Sconvolgente dal punto di vista concettuale il primo gol preso dall’Islanda, data la consapevolezza che gli uomini di Hallgrimsson hanno dimostrato dei propri pregi e difetti. È chiaro che dare spazio a contropiedisti come Musa, Moses e Iheanacho equivale a morte sicura, soprattutto vista la macchinosità degli interpreti difensivi islandesi.
È un fulmine a ciel sereno per la selezione nordica, con forti ripercussioni nel morale: non che fino a quel momento l’Islanda avesse convinto particolarmente, ma dava comunque la sensazione di poter risolvere la situazione come sempre, in qualche modo, magari di rimpallo.

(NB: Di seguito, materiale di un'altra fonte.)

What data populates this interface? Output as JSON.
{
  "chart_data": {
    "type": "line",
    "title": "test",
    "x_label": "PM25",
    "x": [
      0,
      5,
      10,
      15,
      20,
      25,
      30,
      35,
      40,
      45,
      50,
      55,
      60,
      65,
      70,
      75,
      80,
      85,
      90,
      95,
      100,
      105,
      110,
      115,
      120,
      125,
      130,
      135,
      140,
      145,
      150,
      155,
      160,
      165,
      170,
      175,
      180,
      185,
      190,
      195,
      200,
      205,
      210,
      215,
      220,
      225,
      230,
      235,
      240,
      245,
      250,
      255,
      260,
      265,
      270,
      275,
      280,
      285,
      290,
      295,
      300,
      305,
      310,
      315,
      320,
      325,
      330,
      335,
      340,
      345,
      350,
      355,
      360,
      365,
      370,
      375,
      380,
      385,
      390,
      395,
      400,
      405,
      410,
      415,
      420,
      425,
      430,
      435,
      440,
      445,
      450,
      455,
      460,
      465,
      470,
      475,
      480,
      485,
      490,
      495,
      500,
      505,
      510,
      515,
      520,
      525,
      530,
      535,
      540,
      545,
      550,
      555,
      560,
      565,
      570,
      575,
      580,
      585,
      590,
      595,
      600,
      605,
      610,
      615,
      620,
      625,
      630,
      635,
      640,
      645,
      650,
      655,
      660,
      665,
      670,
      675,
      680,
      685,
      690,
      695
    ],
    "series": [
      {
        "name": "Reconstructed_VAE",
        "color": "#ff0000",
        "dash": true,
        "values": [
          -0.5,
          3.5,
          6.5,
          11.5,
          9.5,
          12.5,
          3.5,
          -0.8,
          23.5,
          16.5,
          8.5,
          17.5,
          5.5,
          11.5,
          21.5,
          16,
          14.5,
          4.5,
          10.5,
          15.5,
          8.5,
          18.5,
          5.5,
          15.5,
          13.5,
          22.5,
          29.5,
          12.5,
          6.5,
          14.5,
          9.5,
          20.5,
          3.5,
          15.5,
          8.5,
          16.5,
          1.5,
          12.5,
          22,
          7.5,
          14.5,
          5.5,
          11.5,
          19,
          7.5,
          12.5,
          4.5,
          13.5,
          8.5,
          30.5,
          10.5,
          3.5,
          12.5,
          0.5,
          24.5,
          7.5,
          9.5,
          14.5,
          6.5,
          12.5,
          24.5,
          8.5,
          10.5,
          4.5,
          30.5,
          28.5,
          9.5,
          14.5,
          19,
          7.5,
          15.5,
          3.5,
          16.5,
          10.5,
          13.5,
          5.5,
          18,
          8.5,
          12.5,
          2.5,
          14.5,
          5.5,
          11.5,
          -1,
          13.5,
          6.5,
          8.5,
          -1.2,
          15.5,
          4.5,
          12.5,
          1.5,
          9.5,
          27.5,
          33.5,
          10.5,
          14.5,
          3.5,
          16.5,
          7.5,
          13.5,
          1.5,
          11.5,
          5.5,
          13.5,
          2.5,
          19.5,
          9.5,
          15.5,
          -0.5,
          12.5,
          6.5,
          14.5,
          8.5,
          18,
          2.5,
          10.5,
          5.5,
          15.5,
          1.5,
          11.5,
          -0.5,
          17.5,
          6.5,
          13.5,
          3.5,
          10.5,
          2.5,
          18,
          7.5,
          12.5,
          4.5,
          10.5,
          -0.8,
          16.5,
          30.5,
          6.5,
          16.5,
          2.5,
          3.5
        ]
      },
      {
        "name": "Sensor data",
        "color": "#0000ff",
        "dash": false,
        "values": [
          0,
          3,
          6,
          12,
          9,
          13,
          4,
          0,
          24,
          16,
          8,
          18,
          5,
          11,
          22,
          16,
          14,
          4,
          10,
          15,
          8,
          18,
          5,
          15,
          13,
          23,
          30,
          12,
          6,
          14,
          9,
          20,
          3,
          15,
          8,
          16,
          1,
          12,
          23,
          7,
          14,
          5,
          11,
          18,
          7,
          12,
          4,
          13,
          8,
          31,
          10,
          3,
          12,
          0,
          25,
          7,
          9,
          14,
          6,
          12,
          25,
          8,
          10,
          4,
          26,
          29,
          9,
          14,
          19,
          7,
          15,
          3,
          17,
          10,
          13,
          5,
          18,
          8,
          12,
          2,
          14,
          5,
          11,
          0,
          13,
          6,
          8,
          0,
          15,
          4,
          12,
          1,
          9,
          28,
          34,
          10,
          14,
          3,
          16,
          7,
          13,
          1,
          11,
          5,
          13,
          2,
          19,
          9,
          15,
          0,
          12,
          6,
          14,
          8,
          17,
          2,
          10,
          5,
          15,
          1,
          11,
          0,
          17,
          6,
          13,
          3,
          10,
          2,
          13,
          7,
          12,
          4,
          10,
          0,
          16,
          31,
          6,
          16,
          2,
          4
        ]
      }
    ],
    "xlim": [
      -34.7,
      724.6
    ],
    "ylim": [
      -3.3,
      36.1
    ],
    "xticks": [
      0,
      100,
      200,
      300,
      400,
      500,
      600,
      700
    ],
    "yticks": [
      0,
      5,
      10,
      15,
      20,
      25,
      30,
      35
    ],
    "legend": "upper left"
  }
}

L’uscita per infortunio di Ragnar Sigurdsson, seppur quest’ultimo non sia esente da colpe in occasione del gol, equivale a quella dell’intera squadra, che perde di lucidità e si spinge con troppa irruenza alla ricerca del pareggio.
Gli spazi diventano troppo ampi per poter essere coperti da Ingason e Arnason ed è un gioco da ragazzi per Musa trovare il raddoppio in campo aperto.
Ancor più un rimpianto il rigore fallito a Gylfi Sigurdsson nel finale di gara, soprattutto in termini di differenza reti. Un errore che nasce dalla delusione di aver perso una grande occasione.